Eine Regierung muss her, die das ganze Land repräsentiert - so das hehre Ziel, das man sich im vergangenen Dezember auf dem Petersberg gesetzt hatte. Jede Volksgruppe, jeder Stamm, jeder Mann und jede Frau soll sich vertreten fühlen. Nach 23 Jahren Bürgerkrieg sollte so endlich wieder Frieden einkehren und Normalität. Doch all dies ist leider noch immer nicht viel mehr als eine Utopie.
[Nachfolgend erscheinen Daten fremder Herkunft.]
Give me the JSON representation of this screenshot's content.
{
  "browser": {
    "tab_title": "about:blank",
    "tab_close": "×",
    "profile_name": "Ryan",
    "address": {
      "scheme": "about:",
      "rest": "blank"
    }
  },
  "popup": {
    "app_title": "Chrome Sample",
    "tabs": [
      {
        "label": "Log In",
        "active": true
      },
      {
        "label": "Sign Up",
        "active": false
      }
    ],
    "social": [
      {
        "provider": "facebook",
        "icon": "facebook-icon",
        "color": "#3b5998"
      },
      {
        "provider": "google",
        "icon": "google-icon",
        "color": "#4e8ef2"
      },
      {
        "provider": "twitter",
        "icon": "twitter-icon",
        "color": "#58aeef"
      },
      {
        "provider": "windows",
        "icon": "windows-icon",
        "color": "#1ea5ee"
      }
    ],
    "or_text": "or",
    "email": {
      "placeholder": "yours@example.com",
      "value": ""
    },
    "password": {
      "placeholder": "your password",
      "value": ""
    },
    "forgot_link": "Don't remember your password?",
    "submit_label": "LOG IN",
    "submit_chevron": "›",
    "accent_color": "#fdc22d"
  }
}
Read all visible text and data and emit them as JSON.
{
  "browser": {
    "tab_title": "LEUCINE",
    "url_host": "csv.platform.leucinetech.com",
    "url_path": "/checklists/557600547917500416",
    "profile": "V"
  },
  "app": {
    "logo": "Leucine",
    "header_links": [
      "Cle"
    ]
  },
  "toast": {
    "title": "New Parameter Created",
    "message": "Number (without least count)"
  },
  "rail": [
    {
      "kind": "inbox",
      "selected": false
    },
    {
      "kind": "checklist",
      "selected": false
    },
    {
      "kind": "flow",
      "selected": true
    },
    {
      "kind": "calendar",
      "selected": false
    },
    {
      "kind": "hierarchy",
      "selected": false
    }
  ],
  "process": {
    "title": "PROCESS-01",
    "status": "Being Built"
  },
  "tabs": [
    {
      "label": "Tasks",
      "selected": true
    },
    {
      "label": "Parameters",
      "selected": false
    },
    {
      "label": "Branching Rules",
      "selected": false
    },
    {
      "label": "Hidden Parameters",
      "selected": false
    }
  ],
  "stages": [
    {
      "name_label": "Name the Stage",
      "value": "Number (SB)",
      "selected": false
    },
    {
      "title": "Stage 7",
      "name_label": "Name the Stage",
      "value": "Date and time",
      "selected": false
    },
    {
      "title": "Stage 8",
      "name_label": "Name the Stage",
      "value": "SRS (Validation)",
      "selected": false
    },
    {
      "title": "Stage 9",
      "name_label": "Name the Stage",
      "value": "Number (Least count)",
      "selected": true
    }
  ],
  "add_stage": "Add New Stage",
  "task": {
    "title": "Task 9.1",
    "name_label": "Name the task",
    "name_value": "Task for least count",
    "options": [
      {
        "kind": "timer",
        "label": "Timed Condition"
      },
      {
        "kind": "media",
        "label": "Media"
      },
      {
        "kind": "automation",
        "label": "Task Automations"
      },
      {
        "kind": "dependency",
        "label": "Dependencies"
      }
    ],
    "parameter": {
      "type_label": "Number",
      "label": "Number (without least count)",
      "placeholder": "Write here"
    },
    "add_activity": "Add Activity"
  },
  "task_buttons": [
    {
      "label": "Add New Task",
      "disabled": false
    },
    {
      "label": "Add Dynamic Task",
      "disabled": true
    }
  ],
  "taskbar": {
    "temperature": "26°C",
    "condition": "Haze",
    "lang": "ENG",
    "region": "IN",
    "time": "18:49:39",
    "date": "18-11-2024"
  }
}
Die Übergangsregierung in Afghanistan ist noch keine zwei Monate im Amt, da droht das Land bereits an den Rändern auszufransen. Wie ein Biotop der Rechtsstaatlichkeit liegt die Hauptstadt Kabul inmitten eines Gebietes, in dem nach wie vor alte Feindschaften, Raubrittertum und Anarchie herrschen. Schon die Ausfallstraßen aus der Stadt sind nicht mehr sicher. Und in Kabul sorgt nur die eiserne Kontrolle der Internationalen Schutztruppe (Isaf) dafür, dass die Übergangsregierung arbeiten kann. Im Ausland kommt Karsai zwar sehr gut an, doch seine Macht reicht kaum über die Stadtgrenzen Kabuls hinaus.

Was viele befürchtet haben, ist eingetreten: Die Warlords haben ihre Kämpfe wieder aufgenommen. Ethnische Konflikte, wie zwischen den Tadschiken und Usbeken im Norden des Landes, brodeln unter der Oberfläche. Rivalisierende Gruppen kämpfen bereits wieder in Mazar-i-Sharif. Auch in Kandahar im Süden des Landes wachsen die Spannungen. Und in Herat im Westen bastelt der Provinzgouverneur Ismail Khan, der erst vor drei Monaten aus dem iranischen Exil zurückgekehrt ist, an einem eigenen kleinen Königreich und wird dabei angeblich vom Nachbarland Iran mit Waffen ausgerüstet. Öffentlich hat er Karsai seine Unterstützung zugesagt, doch viele halten dies für ein reines Lippenbekenntnis, während Khan mit einer Privatarmee weiter seine Macht im Westen ausbaut.

Der von Kabul eingesetzte Gouverneur in Paktia wurde schon verjagt, neue Schlachten bahnen sich an. Leicht kann der Funke auch auf Jalalabad und sogar Kabul überspringen. Die Vergangenheit hat dies mehrfach gezeigt. Die Provinz Paktia ist, ebenso wie Khost und Gadez, noch immer fest in der Hand von radikal-islamischen Führern. Ihnen ist die Zusammenarbeit Afghanistans mit dem Westen ein Dorn im Auge - ein zusätzliches Risiko.

Auch die Beziehungen zum südwestlichen Nachbarland Pakistan sind belastet. Islamabad hatte die Taliban unterstützt. Die Pakistaner sind außerdem traditionelle Gegner der Nordallianz, die allerdings die neue afghanische Regierung beherrscht. Gestern ist Karsai zu einem ersten Staatsbesuch in Islamabad eingetroffen, um die Beziehungen zu verbessern.

Angesichts all dieser Krisen hat die Übergangsregierung wiederholt eine Aufstockung der Internationalen Schutztruppe (Isaf) gefordert. Karsai bat außerdem darum, dass der Einsatz auf das ganze Land ausgedehnt werden solle. Die Notwendigkeit solcher Maßnahmen ist inzwischen auch der UNO klar: Der Sondergesandte Brahimi hat bereits beim Weltsicherheitsrat für ein erweitertes Mandat plädiert.